Кот в клетке обмахнул Фетина ненавидящим взглядом желтых, светящихся в полумраке глаз и отвернулся.
А через два дня пришла немецкая разведгруппа и украла кота.
Кота Павлова.
Тогда, в камере, смотритель шептал ему на ухо, что собаки были для
Павлова не главным делом, а главным был этот бойцовый кот, причуда академика и опровержение основ, – но Фетин готовился честно принять в грудь залп комендантского взвода. Ему не было дела до ускорения эволюции и стимулятора, вшитого в гуттаперчевое кошачье сердце.
– Да, только вы тогда майором были, – по инерции произнес молодой капитан и проглотил язык.
Только сейчас Розенблюм понял, что сказал непростительную глупость.
Эта глупость наполнила все его юношеское тело, и он надулся, побагровел, начал давиться от ужаса.
Фетин посмотрел на него, теперь уже с жалостью, и пошел к выходу.
Следующее утро начиналось тяжело, будто из легких еще не выветрилась подвальная гниль.
Розенблюм смотрел в белый потолок, расписанный амурами.
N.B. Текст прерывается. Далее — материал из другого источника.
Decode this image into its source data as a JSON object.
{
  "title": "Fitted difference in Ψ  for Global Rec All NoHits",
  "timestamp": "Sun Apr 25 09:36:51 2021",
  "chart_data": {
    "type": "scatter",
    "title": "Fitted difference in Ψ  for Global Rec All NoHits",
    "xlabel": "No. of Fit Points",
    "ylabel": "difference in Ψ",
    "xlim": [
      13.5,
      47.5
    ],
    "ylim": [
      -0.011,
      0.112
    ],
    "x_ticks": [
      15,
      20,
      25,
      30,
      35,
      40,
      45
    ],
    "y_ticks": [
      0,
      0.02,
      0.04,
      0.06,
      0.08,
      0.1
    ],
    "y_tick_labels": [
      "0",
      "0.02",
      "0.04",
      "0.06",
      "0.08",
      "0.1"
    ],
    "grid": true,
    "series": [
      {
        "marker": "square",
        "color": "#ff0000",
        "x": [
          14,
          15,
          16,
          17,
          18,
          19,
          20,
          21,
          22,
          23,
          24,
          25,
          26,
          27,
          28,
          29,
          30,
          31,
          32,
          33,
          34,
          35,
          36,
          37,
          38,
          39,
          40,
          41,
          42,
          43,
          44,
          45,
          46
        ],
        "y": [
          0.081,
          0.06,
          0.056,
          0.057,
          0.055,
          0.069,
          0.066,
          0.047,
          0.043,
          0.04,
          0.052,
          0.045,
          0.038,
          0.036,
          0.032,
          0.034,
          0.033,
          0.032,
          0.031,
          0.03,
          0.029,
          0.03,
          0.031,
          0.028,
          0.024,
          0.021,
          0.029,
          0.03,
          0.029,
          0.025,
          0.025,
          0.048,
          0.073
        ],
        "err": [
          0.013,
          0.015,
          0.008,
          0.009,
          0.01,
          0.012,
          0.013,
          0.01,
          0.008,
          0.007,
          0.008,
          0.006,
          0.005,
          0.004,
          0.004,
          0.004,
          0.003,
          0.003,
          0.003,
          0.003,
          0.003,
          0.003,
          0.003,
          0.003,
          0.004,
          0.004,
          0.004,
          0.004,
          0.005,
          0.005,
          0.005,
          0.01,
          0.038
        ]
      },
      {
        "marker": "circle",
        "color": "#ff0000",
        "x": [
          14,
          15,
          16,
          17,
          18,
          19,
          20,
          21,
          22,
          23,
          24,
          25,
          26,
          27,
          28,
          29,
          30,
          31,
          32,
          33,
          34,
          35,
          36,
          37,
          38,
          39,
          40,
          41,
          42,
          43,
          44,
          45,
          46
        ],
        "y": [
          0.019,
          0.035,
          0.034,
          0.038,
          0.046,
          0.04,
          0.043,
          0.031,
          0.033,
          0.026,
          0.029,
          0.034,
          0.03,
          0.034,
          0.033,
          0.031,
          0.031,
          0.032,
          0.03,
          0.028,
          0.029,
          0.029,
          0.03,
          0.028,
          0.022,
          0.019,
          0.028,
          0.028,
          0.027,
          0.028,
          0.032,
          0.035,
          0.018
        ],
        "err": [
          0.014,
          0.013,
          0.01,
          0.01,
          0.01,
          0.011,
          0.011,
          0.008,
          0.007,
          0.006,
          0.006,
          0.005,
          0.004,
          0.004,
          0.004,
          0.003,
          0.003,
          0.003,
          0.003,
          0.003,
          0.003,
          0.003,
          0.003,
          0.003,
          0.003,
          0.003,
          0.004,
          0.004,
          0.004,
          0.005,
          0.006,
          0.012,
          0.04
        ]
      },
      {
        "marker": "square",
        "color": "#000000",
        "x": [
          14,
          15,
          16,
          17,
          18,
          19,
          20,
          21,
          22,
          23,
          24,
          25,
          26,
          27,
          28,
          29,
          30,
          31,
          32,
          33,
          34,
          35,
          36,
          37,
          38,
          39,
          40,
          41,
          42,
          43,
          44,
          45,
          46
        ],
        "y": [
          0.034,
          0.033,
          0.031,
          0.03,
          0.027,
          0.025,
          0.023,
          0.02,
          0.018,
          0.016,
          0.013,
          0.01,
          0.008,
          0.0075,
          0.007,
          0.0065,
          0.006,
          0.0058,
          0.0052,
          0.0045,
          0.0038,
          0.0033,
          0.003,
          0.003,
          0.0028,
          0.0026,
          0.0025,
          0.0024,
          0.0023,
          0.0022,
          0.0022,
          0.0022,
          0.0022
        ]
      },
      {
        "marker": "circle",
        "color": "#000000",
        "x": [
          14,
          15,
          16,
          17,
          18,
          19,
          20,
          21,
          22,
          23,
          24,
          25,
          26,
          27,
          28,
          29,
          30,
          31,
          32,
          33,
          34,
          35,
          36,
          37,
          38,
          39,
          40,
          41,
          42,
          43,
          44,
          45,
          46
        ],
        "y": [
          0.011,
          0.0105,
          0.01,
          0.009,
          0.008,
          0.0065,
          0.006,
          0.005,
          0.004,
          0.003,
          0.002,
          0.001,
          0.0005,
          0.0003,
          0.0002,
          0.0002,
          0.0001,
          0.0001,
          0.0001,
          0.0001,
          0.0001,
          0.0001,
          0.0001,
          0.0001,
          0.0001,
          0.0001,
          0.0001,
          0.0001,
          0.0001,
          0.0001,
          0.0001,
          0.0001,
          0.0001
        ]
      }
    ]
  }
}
Он ненавидел столичного капитана, прилетевшего вчера. Вместе с капитаном прилетела тревога и растерянность – а Розенблюм знал, что такое настоящая растерянность. Он помнил, как, еще рядовым ополченцем, он бежал в отчаянии по дороге. Ополченец Розенблюм бросил оружие, кругом были немцы, а в спину дышали дизельным выхлопом механические звери генерал-фельдмаршала Лееба. Тогда он, вчерашний студент, усилием воли задушил эту панику, клокочущую у горла, а потом вышел к своим, выкрутившись, избежав не только позорной строки про плен в документах, но и сомнительной – про окружение. Но гость из Москвы внушал страх и возвращал ту же панику, что охватила Розенблюма на проселке под Петергофом.